I'll save you some of the wretched details, but suffice it to say after disconnecting everything one at a time, again, I was left with only the batteries connected to the Zilla and I still had a leak.  But then I saw that I still had the current sensing leads from the Link-Pro connected to the shunt.  I thought well that can't be the problem, but I'll disconnect them to be sure.  Lo and behold, the leak went away.  What the hell!!  Maybe that line got pinched or abraded.  Nope, it looked fine.  The meter is supposed to be completely isolated from the chassis because I've used an isolating DC to DC converter specifically to power the meter.  I measured the 12 V output of that DC to DC converter and found that I could read 12 Volts if I grounded to the chassis.  Well that's not supposed to happen!  There's my problem!!  Or so I thought.

I started putting everything back together, one thing at a time, taking measurements with each connection made.  For kicks I connected the Link-Pro's shunt lines, expecting to see the leak and it wasn't there.  Ah, for crying out loud!  In fact, I measured the output of the Link-Pro's DC to DC converter power supply and it now no longer has any connection to ground.  Still scratching my head, wondering what the hell is going on, I connect the motor back up and the leak reappears.  Right about now, I'm prepared to burn the car to the ground and walk away.
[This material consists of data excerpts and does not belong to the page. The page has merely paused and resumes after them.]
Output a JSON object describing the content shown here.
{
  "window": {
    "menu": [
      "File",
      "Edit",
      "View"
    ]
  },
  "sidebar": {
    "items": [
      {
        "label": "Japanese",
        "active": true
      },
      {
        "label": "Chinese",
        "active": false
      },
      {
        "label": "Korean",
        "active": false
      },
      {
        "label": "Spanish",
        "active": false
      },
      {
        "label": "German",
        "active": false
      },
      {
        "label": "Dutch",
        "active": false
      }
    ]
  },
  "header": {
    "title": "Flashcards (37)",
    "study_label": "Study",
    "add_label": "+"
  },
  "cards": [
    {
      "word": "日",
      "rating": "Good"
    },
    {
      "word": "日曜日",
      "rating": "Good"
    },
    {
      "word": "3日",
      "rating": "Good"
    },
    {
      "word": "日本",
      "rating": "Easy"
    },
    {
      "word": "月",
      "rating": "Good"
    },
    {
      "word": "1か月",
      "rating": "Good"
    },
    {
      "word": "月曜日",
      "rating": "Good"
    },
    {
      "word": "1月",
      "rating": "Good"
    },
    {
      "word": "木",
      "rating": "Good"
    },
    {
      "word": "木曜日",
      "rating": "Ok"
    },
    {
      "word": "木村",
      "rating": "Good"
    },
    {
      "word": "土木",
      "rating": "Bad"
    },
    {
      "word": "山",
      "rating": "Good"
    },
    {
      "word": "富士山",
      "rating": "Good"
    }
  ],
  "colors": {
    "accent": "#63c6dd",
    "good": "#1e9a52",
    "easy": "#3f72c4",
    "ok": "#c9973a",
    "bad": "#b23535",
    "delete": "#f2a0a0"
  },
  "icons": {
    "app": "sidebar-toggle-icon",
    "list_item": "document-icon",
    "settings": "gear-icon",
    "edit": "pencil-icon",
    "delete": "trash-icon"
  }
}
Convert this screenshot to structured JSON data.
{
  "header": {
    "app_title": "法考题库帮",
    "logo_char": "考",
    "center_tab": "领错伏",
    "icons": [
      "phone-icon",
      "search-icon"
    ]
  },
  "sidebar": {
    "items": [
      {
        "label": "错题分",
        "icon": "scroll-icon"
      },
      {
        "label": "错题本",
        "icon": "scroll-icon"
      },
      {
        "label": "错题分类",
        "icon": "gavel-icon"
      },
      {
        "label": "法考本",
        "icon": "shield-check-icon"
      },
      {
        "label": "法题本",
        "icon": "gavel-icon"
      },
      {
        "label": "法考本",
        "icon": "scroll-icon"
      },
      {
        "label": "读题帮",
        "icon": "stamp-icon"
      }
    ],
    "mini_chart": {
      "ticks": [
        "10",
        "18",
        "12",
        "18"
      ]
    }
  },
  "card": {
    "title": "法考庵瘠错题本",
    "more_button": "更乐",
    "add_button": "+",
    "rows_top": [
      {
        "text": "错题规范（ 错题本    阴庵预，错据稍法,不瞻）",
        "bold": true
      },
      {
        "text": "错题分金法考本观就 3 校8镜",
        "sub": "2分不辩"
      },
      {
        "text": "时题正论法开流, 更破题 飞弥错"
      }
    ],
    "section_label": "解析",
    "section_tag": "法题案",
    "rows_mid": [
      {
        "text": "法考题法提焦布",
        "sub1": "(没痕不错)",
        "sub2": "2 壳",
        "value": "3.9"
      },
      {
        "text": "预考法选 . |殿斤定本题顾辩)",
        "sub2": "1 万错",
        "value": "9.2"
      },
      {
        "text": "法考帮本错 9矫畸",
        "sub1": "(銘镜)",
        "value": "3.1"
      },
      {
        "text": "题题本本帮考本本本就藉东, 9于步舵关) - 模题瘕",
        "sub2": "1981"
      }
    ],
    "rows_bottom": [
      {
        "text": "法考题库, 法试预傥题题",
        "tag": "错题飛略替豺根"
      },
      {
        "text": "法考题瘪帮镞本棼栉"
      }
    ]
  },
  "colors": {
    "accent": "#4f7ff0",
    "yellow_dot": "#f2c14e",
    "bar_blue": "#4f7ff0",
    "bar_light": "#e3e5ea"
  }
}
Ignoring the Link-Pro issues for now, I focus on the motor.  I took the Zilla out of the loop and had simply a small pack of 12 cells and the motor ready for testing.  I hooked the negative line from the battery to the negative input of the motor, which happens to be labeled 'A1'.  Then I put the multimeter on the positive end of the battery and the car's chassis and I could read the battery's voltage.  That means there is a path for current from the battery, through the motor, into the chassis and back to the battery.  I measured the resistance and found that it was 1.19K ohms.  Now that's not much, and if I plug that into an Ohm's law calculator taking into account the full 160V pack voltage, that means that leak can pass only 0.135 amps, or 135 milliamps. 

I don't think that's normal.  I believe that the high voltage fields are supposed to be completely isolated from the case of the motor, but I could be wrong.  I know that leak hasn't existed in the past.  Truth is, I have no idea what might cause that, but I have emails in to some experts who hopefully will help me with that.

The good news through all this is that at one point I had the battery pack isolated from everything else and was able to connect just the charger to it.  I crossed my fingers and threw the switch.  It came on, stayed on and was charging the batteries perfectly.  No need for repairs there.

As for the Link-Pro and it's DC to DC converter, I have no idea why it would pass through the high voltage at one point and not another.  I'm wondering if that little converter has capacitors that were storing the power.  I really have no idea.  Again, as far as I'm concerned, that thing is magic.  But I did order a replacement DC to DC converter for a whopping $8.50 that I'll keep handy in case I need to swap out the other one.

If you made it though this and are still awake, congratulations!  If you have any words of wisdom you'd like to share or guidance to offer, I'm keen to hear it.  Just leave it in the comments.